Coda File System

Re: IP fragmentation

From: Jan Harkes <jaharkes_at_cs.cmu.edu>
Date: Thu, 4 Nov 1999 13:12:30 -0500
On Thu, Nov 04, 1999 at 07:45:29AM +0100, Tom Ivar Helbekkmo wrote:
> One thing I've failed to understand from browsing the Coda
> documentation: _why_ is there a private re-implementation of RPC?  A
> brief summary of the reasons for this decision would be interesting,
> if someone has the time to respond.  (They must have been rather
> powerful, to be worth absorbing the cost of implementation and
> debugging, I assume?  This is difficult territory, and I was not
> surprised back when I tried to get Coda running under NetBSD before
> you folks did, and I gave up when, after many hours of debugging and
> modifying rpc2, I still failed to get authentication working.)
> 
> -tih
> -- 
> Popularity is the hallmark of mediocrity.  --Niles Crane, "Frasier"

I surely don't know all the reasons, but maybe some of them.

- RPC2 was used by AFS2. 
 Some of the system on which Coda is built was jumpstarted by using
 the AFS2 codebase to quickly get to a working implementation.

- Available technology the the time it was developed.
 TCP was in it's infancy, memory-usage and filedescriptor usage were
 the limiting factors for any network service. (think of select that
 could only handle 32 filedescriptors)

- Design objectives.
 You could as well ask, why DCOM, Corba, RX, etc.

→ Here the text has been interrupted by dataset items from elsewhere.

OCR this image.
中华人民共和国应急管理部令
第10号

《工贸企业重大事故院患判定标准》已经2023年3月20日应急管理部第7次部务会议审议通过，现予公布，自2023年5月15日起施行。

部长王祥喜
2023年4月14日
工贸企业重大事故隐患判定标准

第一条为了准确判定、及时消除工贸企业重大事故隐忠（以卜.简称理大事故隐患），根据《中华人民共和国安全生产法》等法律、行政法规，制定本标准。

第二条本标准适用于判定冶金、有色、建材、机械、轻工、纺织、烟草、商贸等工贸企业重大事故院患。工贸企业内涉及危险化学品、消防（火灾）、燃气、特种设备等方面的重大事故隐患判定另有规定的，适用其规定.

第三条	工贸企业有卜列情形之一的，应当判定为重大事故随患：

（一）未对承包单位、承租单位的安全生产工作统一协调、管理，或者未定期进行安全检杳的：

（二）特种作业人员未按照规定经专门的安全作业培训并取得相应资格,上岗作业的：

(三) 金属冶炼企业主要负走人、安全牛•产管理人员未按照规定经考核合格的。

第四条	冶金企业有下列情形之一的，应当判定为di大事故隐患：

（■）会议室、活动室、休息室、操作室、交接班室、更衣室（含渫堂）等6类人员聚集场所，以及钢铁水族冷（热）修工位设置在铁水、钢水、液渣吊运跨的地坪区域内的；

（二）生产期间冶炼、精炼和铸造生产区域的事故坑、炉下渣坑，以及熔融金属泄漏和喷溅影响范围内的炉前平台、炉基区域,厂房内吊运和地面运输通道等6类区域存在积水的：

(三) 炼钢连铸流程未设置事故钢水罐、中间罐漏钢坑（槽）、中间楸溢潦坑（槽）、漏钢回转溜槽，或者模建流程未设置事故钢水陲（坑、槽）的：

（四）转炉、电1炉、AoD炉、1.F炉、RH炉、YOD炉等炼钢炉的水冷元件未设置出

Or for that matter
 C++, Java. Or NFS/AFS/Coda, or Windows/Linux :)
 Also the multirpc implementation does a very good job at sending a
 single message to a large group of peers, without using multicast. This
 is vital for the callback breaks. Also the streaming 'side-effects' for
 bulk datatransfer, which work very well when sending one data stream to
 a group of servers, as used by Coda's active replication. There is
 simply no serious alternative without losing functionality. Which is
 also the reason I was mentioning the possibility of layering
 rpc2-on-tcp. That is not to preserve compatibility, but to preserve
 functionality of the existing implementation.

- Research.
 Multiple implementations of the same concept improve overall
 understanding of the underlying theorems.

- Availability of alternatives.
 Maybe there weren't good alternatives available 12-15 years ago.

- Portability and support.
 Ok, this is a bad excuse, but I heard it a couple of times and the
 reasoning goes a bit like this.
 What if we use product xxx to handle yyy. Well, we could, but what
 if they don't port xxx to platform zzz. Or what if they stop fixing
 bugs we find. And at some point, for some reason, implementing,
 bugfixing, and porting the code yourself looks simpler than leveraging
 off other people's sweat and tears. Luckily, the idea's behind OSS
 seem to be changing that rapidly.

f.i. switching Coda-lwp to pthreads is possible, I even have a fully
 working `glue'-layer, but we lose _all_ windows ports until a pthread
 compatible api is available on those platforms. Also GNU Pth seems to
 work exactly like LWP, and could actually be used as a drop-in
 replacement. But as it is, LWP is fast, relatively bug free ;), and
 the only drawback at this time, as far as I'm concerned, is that gdb
 isn't able to switch the stacks of the LWP-threads.

 Also recently persistent memory stores have started popping up (hmmm,
 how old is RVM by now?), Coldstore, texas, etc. They seem to require
 compiler/linker hacks and are more focussed on C++ programs.

Jan

btw. You hacked on Coda back in the Mach day's? Wow, impressive.